Critics on the left and right reject a policy of engagement for precisely these reasons. Nations like China, they argue, should meet U.S. social, political and security standards before we enrich them.


But unless U.S. decisions about which countries deserve commercial relations are honored by all nations, something few think possible, unilateral action would hurt U.S. companies for little gain. Isolation also cuts off the beneficial contacts commerce does provide even in difficult cases like China. New power blocks might be fostered that could quickly become powerful adversaries.


The debate over whether we are facilitating Chinese technical know-how through commercial relations makes painfully clear how easily the United States can be distracted from far more complex threats. Even if every fear about improved Chinese missile accuracy is true, for example, the U.S.-Chinese balance of power only would change marginally, at worst. The United States enjoys overwhelming nuclear and conventional-force superiority.


In contrast, the possibility that former Soviet warheads and missile technology could spread to outlaw states is an incomparably more pressing danger. When the Soviet Union imploded in 1991, the United States encouraged U.S. missile manufacturers to link with Soviet defense companies so the region's rocket experts would not be tempted by offers from rogue nations.

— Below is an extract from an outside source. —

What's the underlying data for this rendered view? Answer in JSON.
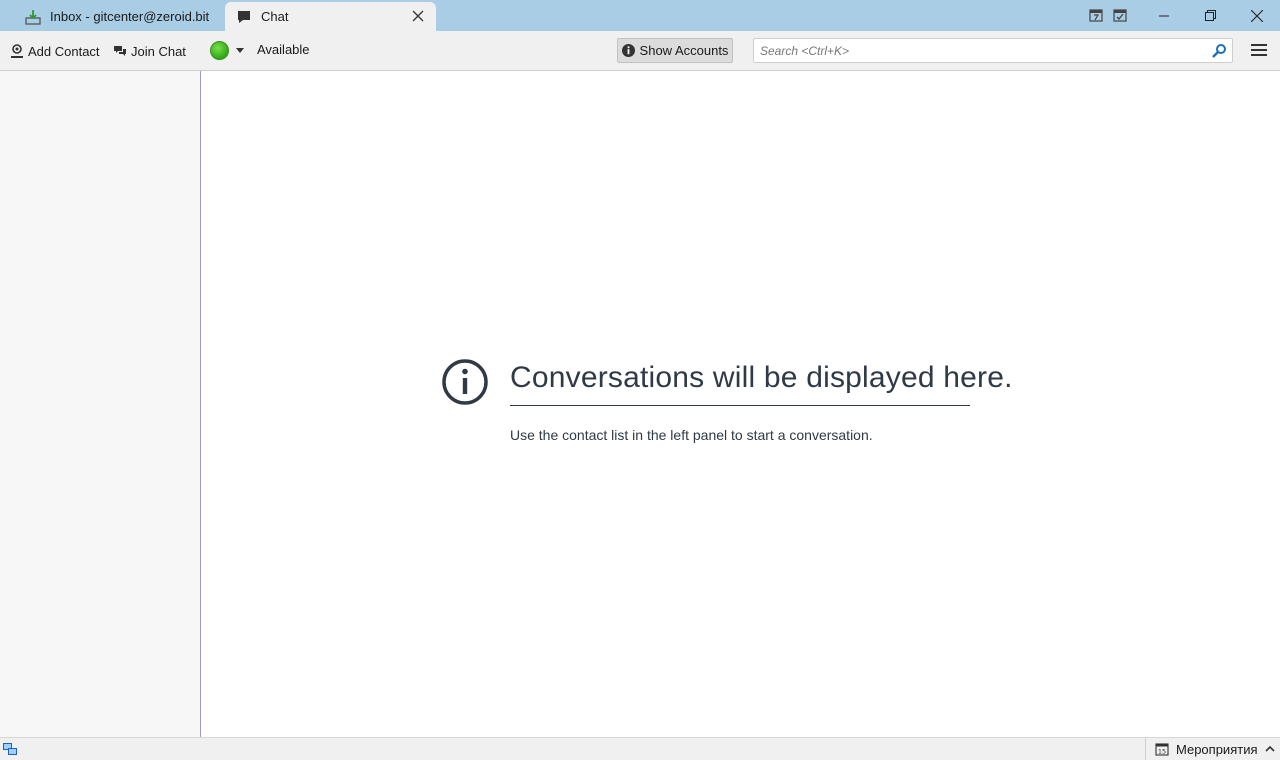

"Loose nuke'' containment critically depends on Russia's economic and social stability and keeping its skilled missile makers happily at work. Yet, the same global capital flows that devastated Asia are pushing Russia toward economic collapse. Russian leaders, furthermore, refuse to confirm how many nuclear arms exist, where they are and how safely they're being protected. This ominous situation receives virtually no attention, while Chinese missile threats are wildly overstated.


David Friedman is an international consultant and fellow in the Massachusetts Institute of Technology Japan Program. He contributed this comment to the Los Angeles Times.